KenSAP selects about a dozen candidates each year based primarily on their performance on
Kenya's national high school final exam, the Kenya Certificate of Secondary Education (KCSE).
During selection, considerable weight is attached to the students' family background. A large
majority of KenSAP students come from peasant farming families; several are the first in their
families to attend high school; nearly all belong to the first generation to go to university. While
preparing for the US college entrance examinations, students are encouraged to participate in
regular athletic training in the hope that some will reach a standard that will make them of
interest to American college coaches. To date, nearly half of KenSAP's students have had the
support of coaches during the admission process, and several have become valuable runners for
their universities.
"We are so pleased to be involved in this Project," says Charles Field-Marsham "My wife, Rita,
is from Kenya and I have operated businesses in Kenya for more than ten years. We want to give
back to the communities we operate in, and most importantly we want to help and encourage
Kenyan students to achieve their ultimate education dreams."

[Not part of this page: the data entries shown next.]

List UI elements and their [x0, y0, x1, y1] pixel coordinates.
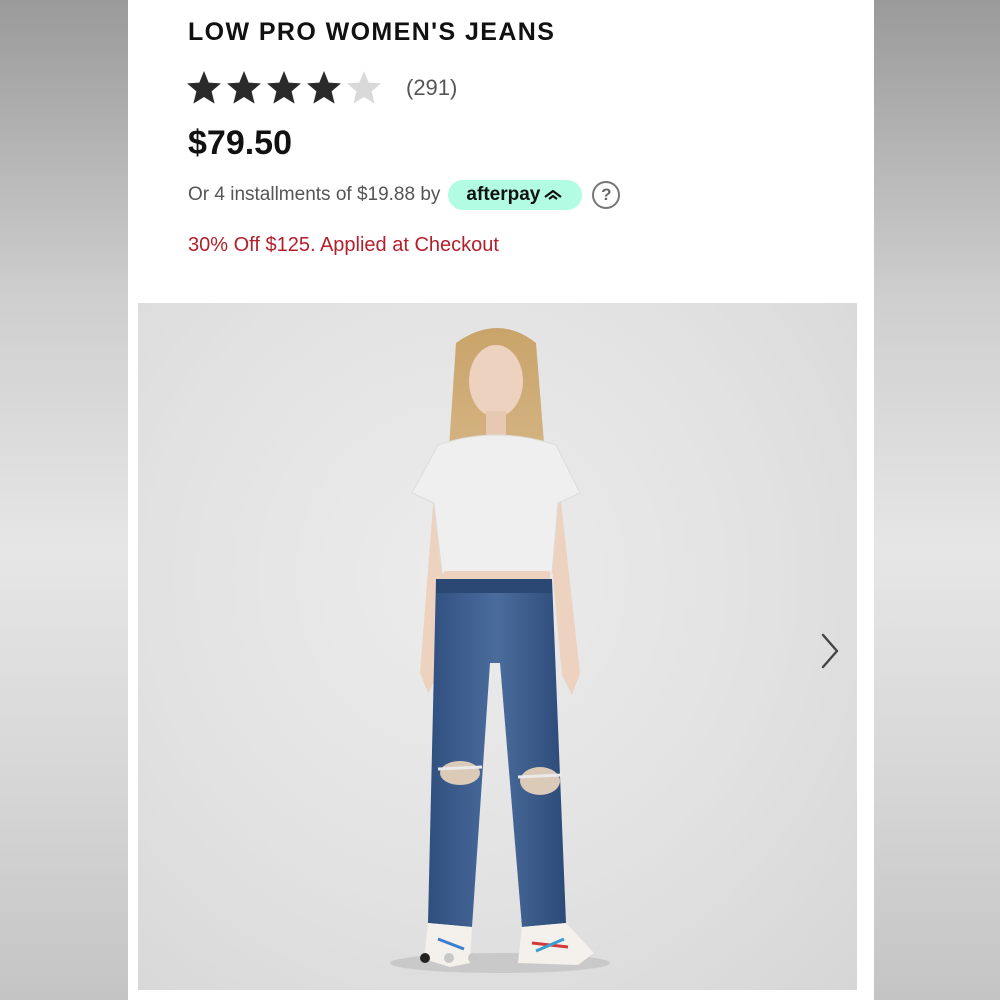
- star-filled-icon: [187, 71, 221, 104]
- background-blur-left: [0, 0, 128, 1000]
- next-image-button[interactable]: [817, 631, 843, 671]
- afterpay-arrows-icon: [544, 189, 563, 200]
- star-filled-icon: [267, 71, 301, 104]
- installments-row: Or 4 installments of $19.88 by afterpay …: [188, 178, 621, 212]
- star-filled-icon: [227, 71, 261, 104]
- product-photo: [390, 328, 610, 973]
- product-title: LOW PRO WOMEN'S JEANS: [188, 18, 556, 46]
- promo-text: 30% Off $125. Applied at Checkout: [188, 234, 499, 256]
- product-page: LOW PRO WOMEN'S JEANS (291) $79.50 Or 4 …: [128, 0, 874, 1000]
- background-blur-right: [872, 0, 1000, 1000]
- gallery-dot[interactable]: [444, 953, 454, 963]
- product-price: $79.50: [188, 124, 292, 162]
- gallery-pagination: [420, 953, 478, 963]
- afterpay-badge[interactable]: afterpay: [448, 180, 583, 210]
- installments-text: Or 4 installments of $19.88 by: [188, 184, 441, 205]
- help-icon[interactable]: ?: [592, 181, 621, 209]
- product-image-gallery[interactable]: [138, 303, 857, 990]
- star-empty-icon: [347, 71, 381, 104]
- rating-stars: [184, 68, 384, 108]
- gallery-dot[interactable]: [420, 953, 430, 963]
- review-count[interactable]: (291): [406, 75, 457, 101]
- star-filled-icon: [307, 71, 341, 104]
- afterpay-logo-text: afterpay: [466, 184, 541, 205]
- chevron-right-icon: [821, 633, 839, 669]
- gallery-dot[interactable]: [468, 953, 478, 963]
- product-rating[interactable]: (291): [184, 68, 457, 108]
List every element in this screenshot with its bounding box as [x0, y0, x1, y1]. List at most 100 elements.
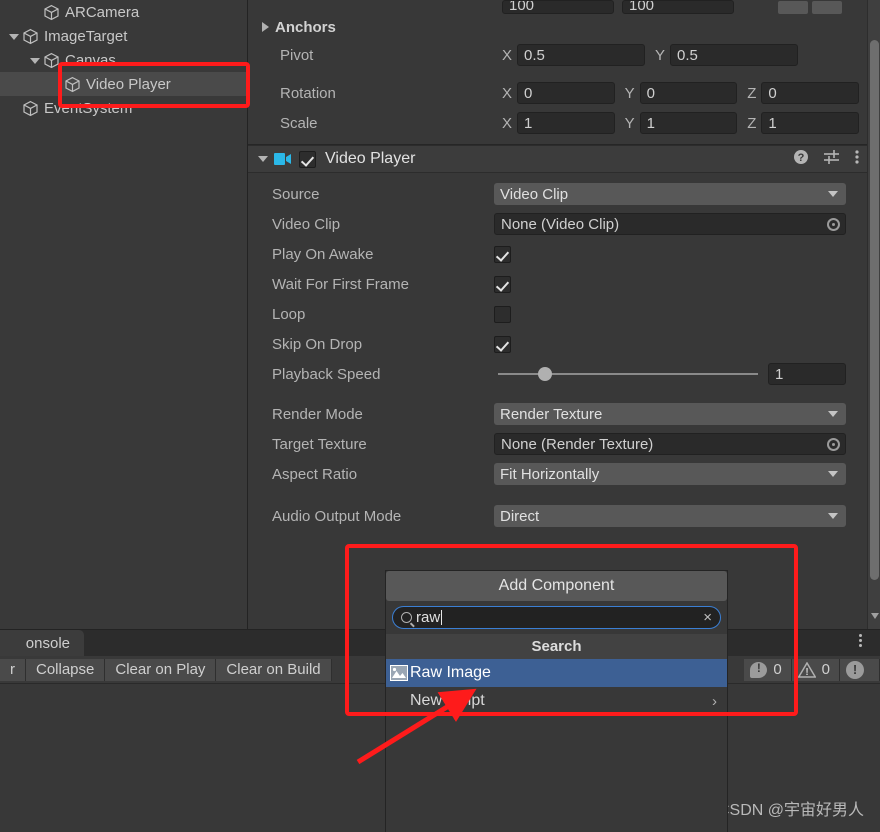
skip-on-drop-checkbox[interactable] — [494, 335, 511, 353]
play-on-awake-checkbox[interactable] — [494, 245, 511, 263]
hierarchy-item-eventsystem[interactable]: EventSystem — [0, 96, 247, 120]
render-mode-value: Render Texture — [500, 405, 603, 423]
height-field[interactable]: 100 — [622, 0, 734, 14]
video-player-enabled-checkbox[interactable] — [299, 150, 316, 168]
component-kebab-menu-icon[interactable] — [855, 149, 859, 170]
pivot-y-field[interactable]: 0.5 — [670, 44, 799, 66]
target-texture-row: Target Texture None (Render Texture) — [248, 429, 867, 459]
rotation-y-axis-label: Y — [624, 84, 635, 102]
scrollbar-thumb[interactable] — [870, 40, 879, 580]
hierarchy-item-video-player[interactable]: Video Player — [0, 72, 247, 96]
wait-first-frame-row: Wait For First Frame — [248, 269, 867, 299]
hierarchy-item-label: Video Player — [86, 75, 171, 93]
render-mode-dropdown[interactable]: Render Texture — [494, 403, 846, 425]
scroll-down-arrow-icon[interactable] — [871, 613, 879, 619]
console-button-r[interactable]: r — [0, 658, 26, 681]
playback-speed-slider[interactable] — [498, 367, 758, 381]
console-button-clear-on-play[interactable]: Clear on Play — [105, 658, 217, 681]
foldout-none — [29, 6, 42, 19]
console-counter-message[interactable]: 0 — [744, 658, 792, 681]
add-component-popup[interactable]: Add Component raw × Search Raw Image New … — [385, 570, 728, 832]
anchors-row[interactable]: Anchors — [256, 14, 859, 40]
chevron-down-icon — [828, 513, 838, 519]
hierarchy-item-label: ARCamera — [65, 3, 140, 21]
rect-transform-block: Anchors Pivot X 0.5 Y 0.5 Rotation X 0 Y… — [248, 14, 867, 145]
video-clip-object-field[interactable]: None (Video Clip) — [494, 213, 846, 235]
component-result-label: New script — [410, 692, 485, 709]
playback-speed-field[interactable]: 1 — [768, 363, 846, 385]
clear-icon[interactable]: × — [703, 610, 712, 625]
loop-row: Loop — [248, 299, 867, 329]
wait-first-frame-checkbox[interactable] — [494, 275, 511, 293]
target-texture-object-field[interactable]: None (Render Texture) — [494, 433, 846, 455]
slider-handle[interactable] — [537, 367, 552, 381]
blueprint-mode-button[interactable] — [778, 1, 808, 14]
object-picker-icon[interactable] — [827, 217, 840, 231]
audio-output-mode-dropdown[interactable]: Direct — [494, 505, 846, 527]
video-player-icon — [274, 152, 291, 166]
source-dropdown[interactable]: Video Clip — [494, 183, 846, 205]
audio-output-mode-value: Direct — [500, 507, 540, 525]
aspect-ratio-value: Fit Horizontally — [500, 465, 600, 483]
chevron-down-icon — [828, 471, 838, 477]
help-icon[interactable]: ? — [793, 149, 809, 170]
foldout-open-icon[interactable] — [8, 30, 21, 43]
scale-y-field[interactable]: 1 — [639, 112, 738, 134]
rotation-y-field[interactable]: 0 — [639, 82, 738, 104]
foldout-open-icon[interactable] — [29, 54, 42, 67]
video-player-properties: Source Video Clip Video Clip None (Video… — [248, 173, 867, 541]
skip-on-drop-row: Skip On Drop — [248, 329, 867, 359]
video-player-component-header[interactable]: Video Player ? — [248, 145, 867, 173]
playback-speed-control[interactable]: 1 — [494, 363, 846, 385]
hierarchy-item-label: Canvas — [65, 51, 116, 69]
hierarchy-item-arcamera[interactable]: ARCamera — [0, 0, 247, 24]
raw-edit-mode-button[interactable] — [812, 1, 842, 14]
hierarchy-item-imagetarget[interactable]: ImageTarget — [0, 24, 247, 48]
search-query-text: raw — [416, 609, 441, 626]
width-field[interactable]: 100 — [502, 0, 614, 14]
preset-icon[interactable] — [823, 149, 841, 170]
scale-row: Scale X 1 Y 1 Z 1 — [256, 108, 859, 138]
pivot-row: Pivot X 0.5 Y 0.5 — [256, 40, 859, 70]
inspector-panel[interactable]: 100 100 Anchors Pivot X 0.5 Y 0.5 Rotati… — [248, 0, 880, 629]
target-texture-value: None (Render Texture) — [501, 435, 654, 453]
aspect-ratio-row: Aspect Ratio Fit Horizontally — [248, 459, 867, 489]
console-button-collapse[interactable]: Collapse — [26, 658, 106, 681]
watermark-text: CSDN @宇宙好男人 — [717, 802, 864, 819]
pivot-x-axis-label: X — [502, 46, 513, 64]
component-result-new-script[interactable]: New script › — [386, 687, 727, 715]
rotation-x-field[interactable]: 0 — [517, 82, 615, 104]
hierarchy-item-canvas[interactable]: Canvas — [0, 48, 247, 72]
anchors-label: Anchors — [275, 18, 336, 36]
component-search-input[interactable]: raw × — [392, 606, 721, 629]
no-icon — [390, 693, 408, 709]
console-counter-error[interactable] — [840, 658, 880, 681]
object-picker-icon[interactable] — [827, 437, 840, 451]
component-result-raw-image[interactable]: Raw Image — [386, 659, 727, 687]
inspector-scrollbar[interactable] — [867, 0, 880, 629]
scale-z-field[interactable]: 1 — [761, 112, 859, 134]
tab-console[interactable]: onsole — [0, 630, 84, 656]
video-clip-label: Video Clip — [272, 215, 341, 233]
playback-speed-label: Playback Speed — [272, 365, 381, 383]
warning-icon: ! — [797, 661, 817, 678]
hierarchy-panel[interactable]: ARCamera ImageTarget Canvas Video Player Eve… — [0, 0, 248, 629]
scale-x-field[interactable]: 1 — [517, 112, 615, 134]
pivot-x-field[interactable]: 0.5 — [517, 44, 646, 66]
scale-x-axis-label: X — [502, 114, 513, 132]
loop-checkbox[interactable] — [494, 305, 511, 323]
rotation-row: Rotation X 0 Y 0 Z 0 — [256, 78, 859, 108]
console-button-clear-on-build[interactable]: Clear on Build — [216, 658, 332, 681]
skip-on-drop-label: Skip On Drop — [272, 335, 363, 353]
component-foldout-icon[interactable] — [258, 156, 268, 162]
search-results-list[interactable]: Raw Image New script › — [386, 659, 727, 715]
svg-text:!: ! — [805, 667, 808, 678]
rotation-z-field[interactable]: 0 — [761, 82, 859, 104]
anchors-foldout-icon[interactable] — [262, 22, 269, 32]
aspect-ratio-dropdown[interactable]: Fit Horizontally — [494, 463, 846, 485]
console-counter-warning[interactable]: ! 0 — [791, 658, 840, 681]
search-icon — [401, 612, 412, 623]
add-component-search-wrap: raw × — [386, 601, 727, 634]
add-component-button[interactable]: Add Component — [386, 571, 727, 601]
console-kebab-menu-icon[interactable] — [859, 634, 862, 647]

Kenya is a country of 34 million with a literacy rate of 85 per cent - among the highest in Africa.
Education is compulsory and free for pupils in primary school; about half the appropriate age
cohort is enrolled in high school, which costs upwards of $200 a year per child (per capita GDP
is $1,100).

* KenSAP has helped place 29 students at the following institutions: Harvard (five), Yale (two),
Princeton (two), MIT (two), Amherst (two), Hamilton (two), Mount Holyoke (two), Dartmouth,
Williams, Wesleyan, Middlebury, Wellesley, Bryn Mawr, Smith, Brandeis, Carleton, Lehigh, St.
Lawrence and Gettysburg. All have been granted full financial aid.